The policy is strict on purpose:

  • macOS — a log monitor records undeclared reads/writes; a non-empty violation set after the command fails the task and appends the violations to stderr.
  • Linux — bwrap structurally denies undeclared paths, so the child typically sees ENOENT and fails on its own.

A failed task is never cached, so a violation can’t poison the cache. When a tool is legitimately noisy (e.g. a compiler statx-ing many candidate header paths), silence specific known probes instead of opening the whole path:

sandbox: {
ignoreViolations: {
cc: ['/usr/lib/gcc'], // ignore violations on paths under here when the command contains "cc"
},
}

The sandbox uses @anthropic-ai/sandbox-runtime, initialized lazily — only when at least one task in the run declares a sandbox. On a platform where it isn’t available, a task that needs it fails fast with a clear message (it never runs unsandboxed by accident).

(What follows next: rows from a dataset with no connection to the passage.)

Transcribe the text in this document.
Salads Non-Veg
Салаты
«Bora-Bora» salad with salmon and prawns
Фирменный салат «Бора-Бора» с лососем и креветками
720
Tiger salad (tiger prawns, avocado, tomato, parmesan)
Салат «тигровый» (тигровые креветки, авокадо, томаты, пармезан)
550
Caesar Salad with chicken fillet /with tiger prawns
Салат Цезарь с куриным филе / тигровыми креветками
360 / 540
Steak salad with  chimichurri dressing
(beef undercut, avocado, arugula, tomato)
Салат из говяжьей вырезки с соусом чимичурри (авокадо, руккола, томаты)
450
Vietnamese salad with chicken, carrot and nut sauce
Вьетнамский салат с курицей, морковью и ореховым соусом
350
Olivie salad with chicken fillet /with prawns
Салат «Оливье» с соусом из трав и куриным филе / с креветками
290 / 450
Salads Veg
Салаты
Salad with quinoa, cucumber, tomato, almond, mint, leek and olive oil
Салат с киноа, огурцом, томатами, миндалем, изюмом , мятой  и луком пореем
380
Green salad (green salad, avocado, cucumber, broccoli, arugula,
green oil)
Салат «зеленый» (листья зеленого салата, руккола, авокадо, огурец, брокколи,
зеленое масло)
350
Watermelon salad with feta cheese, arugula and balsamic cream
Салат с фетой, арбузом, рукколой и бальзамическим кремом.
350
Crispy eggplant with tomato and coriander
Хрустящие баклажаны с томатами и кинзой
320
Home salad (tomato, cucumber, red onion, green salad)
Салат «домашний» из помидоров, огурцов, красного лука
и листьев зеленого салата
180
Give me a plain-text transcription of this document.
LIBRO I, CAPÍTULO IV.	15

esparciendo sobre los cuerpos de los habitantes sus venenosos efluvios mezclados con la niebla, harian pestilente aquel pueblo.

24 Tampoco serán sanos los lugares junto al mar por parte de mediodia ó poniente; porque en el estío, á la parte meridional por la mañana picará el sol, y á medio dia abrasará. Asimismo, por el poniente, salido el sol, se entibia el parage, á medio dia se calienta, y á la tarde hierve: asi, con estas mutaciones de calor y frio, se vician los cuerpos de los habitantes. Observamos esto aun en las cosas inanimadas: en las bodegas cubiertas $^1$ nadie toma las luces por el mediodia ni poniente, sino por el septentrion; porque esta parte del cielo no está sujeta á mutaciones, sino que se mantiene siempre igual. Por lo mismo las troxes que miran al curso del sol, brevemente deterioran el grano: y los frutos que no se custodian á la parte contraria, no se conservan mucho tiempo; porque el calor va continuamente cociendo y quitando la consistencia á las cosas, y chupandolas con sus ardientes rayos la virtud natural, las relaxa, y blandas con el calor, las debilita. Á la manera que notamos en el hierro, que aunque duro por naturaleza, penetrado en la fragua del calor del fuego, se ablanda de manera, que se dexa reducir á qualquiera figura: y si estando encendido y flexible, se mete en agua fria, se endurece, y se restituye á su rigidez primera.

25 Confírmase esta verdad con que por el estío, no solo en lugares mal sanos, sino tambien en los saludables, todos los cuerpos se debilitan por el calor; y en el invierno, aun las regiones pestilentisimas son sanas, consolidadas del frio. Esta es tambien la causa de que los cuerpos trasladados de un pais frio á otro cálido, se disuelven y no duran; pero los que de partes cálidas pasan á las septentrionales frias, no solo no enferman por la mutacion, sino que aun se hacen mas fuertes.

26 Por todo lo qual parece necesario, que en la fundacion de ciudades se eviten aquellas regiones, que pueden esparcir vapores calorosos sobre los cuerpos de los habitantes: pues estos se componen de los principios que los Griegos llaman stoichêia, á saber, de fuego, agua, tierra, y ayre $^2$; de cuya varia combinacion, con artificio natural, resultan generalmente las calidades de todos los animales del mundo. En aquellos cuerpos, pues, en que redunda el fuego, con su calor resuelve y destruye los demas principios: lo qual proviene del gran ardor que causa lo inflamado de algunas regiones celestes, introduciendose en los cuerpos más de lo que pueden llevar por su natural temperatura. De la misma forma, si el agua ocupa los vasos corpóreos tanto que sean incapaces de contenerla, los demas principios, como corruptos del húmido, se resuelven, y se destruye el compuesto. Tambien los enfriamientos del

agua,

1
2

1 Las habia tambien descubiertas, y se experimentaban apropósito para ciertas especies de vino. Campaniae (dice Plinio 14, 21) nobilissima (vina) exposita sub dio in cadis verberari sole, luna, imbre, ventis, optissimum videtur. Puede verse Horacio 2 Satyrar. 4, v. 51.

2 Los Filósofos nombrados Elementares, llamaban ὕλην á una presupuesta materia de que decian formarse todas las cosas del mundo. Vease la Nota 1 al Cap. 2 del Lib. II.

  • Linux — needs bubblewrap (bwrap) and socat installed; some hosts (Ubuntu 24+) restrict unprivileged user namespaces and need an AppArmor/sysctl tweak. See .github/workflows/ci.yml for the exact CI setup.
  • macOS — uses the system sandbox + a log monitor.
  • Windows — unsupported.
  • Group tasks (no exec) — there’s no command to wrap.
  • Persistent tasks (dev servers) — they need unrestricted network and run indefinitely, so the sandbox is silently skipped.